Mi sueño es que alguna editorial haga una recopilación y publique un libro, pero ¿qué pasa si se hace una película basada en uno de estos relatos sin mi autorización? Pues tenemos un problema llamado plagio.
En el mundo en el que vivimos, la normalización de la copia está a la orden del día, ya que sin darnos cuenta compartimos, guardamos o adaptamos publicaciones pues a veces la línea roja entre la inspiración y la copia no es suficientemente clara. No podemos conocer todas las publicaciones que se realizan, pero para detectar copias se puede crear una comunidad que reconozca tu estilo, ya que normalmente los propios seguidores son los que llegan a detectar las copias que circulan por las redes.
Muchos creadores de contenido que utilizan las redes sociales para quejarse de la copia de sus textos, creaciones y formaciones y se consuelan con la frase de : «Si me copian, es que lo estoy haciendo bien». No es así porque si alguien debe sacar un beneficio económico es el propio creador, no el que ha copiado.
Entrar a denunciar al plagiador implica un gasto, pero por encima de todo está el esfuerzo, la creatividad, la búsqueda de información y el tiempo dedicado a realizar esa creación.
Y entonces, ¿qué hacer?
El primer paso es registrar y documentar todo el contenido para dejar constancia de la autoría con la fecha de creación para que sirva como prueba.
El siguiente paso es denunciar la copia, ya sea con los medios disponibles en las mismas aplicaciones o enviando un requerimiento a la empresa infractora para solicitar su retirada.
Como último paso debe analizarse cada caso concreto para estudiar si vale la pena presentar una demanda ante los tribunales, sabiendo que puede ser el inicio de un procedimiento largo, costoso y agotador.

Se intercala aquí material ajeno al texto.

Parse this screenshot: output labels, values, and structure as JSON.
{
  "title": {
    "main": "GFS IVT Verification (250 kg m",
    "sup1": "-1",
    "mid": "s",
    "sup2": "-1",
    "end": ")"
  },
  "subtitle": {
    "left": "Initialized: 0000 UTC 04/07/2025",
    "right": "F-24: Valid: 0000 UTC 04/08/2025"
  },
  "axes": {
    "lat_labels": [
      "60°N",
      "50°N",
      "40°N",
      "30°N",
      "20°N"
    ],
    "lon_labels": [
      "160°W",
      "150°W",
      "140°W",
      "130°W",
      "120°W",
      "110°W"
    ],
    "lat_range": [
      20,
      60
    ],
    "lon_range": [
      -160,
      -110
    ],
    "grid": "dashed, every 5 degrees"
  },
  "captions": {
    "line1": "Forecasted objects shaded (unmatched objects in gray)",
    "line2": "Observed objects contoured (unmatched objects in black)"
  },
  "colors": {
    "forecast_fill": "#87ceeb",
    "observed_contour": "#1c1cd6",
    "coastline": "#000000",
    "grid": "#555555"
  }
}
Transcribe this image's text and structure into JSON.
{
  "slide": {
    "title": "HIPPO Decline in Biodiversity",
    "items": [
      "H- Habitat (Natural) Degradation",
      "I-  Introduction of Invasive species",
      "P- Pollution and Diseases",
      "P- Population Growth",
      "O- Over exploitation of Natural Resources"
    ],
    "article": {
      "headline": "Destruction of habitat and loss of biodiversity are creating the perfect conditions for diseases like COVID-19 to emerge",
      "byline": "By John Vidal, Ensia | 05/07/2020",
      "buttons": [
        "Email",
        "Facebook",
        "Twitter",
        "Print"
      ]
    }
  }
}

Es importante realizar tareas de prevención para evitar el plagio, es decir, realizar determinadas acciones encaminadas a avisar de que una obra está sujeta a derechos de autor y que no se puede copiar, modificar o hacer difusión sin autorización previa, ya sea añadiendo marcas de agua de autoría o el símbolo ©.
Sin embargo, creo que a los creadores de contenido les cuesta ejercitar sus derechos y ser conscientes de que el hecho de que los copien no es un indicador de éxito, sino que deben poner en valor su trabajo, y es eso precisamente lo que deben proteger.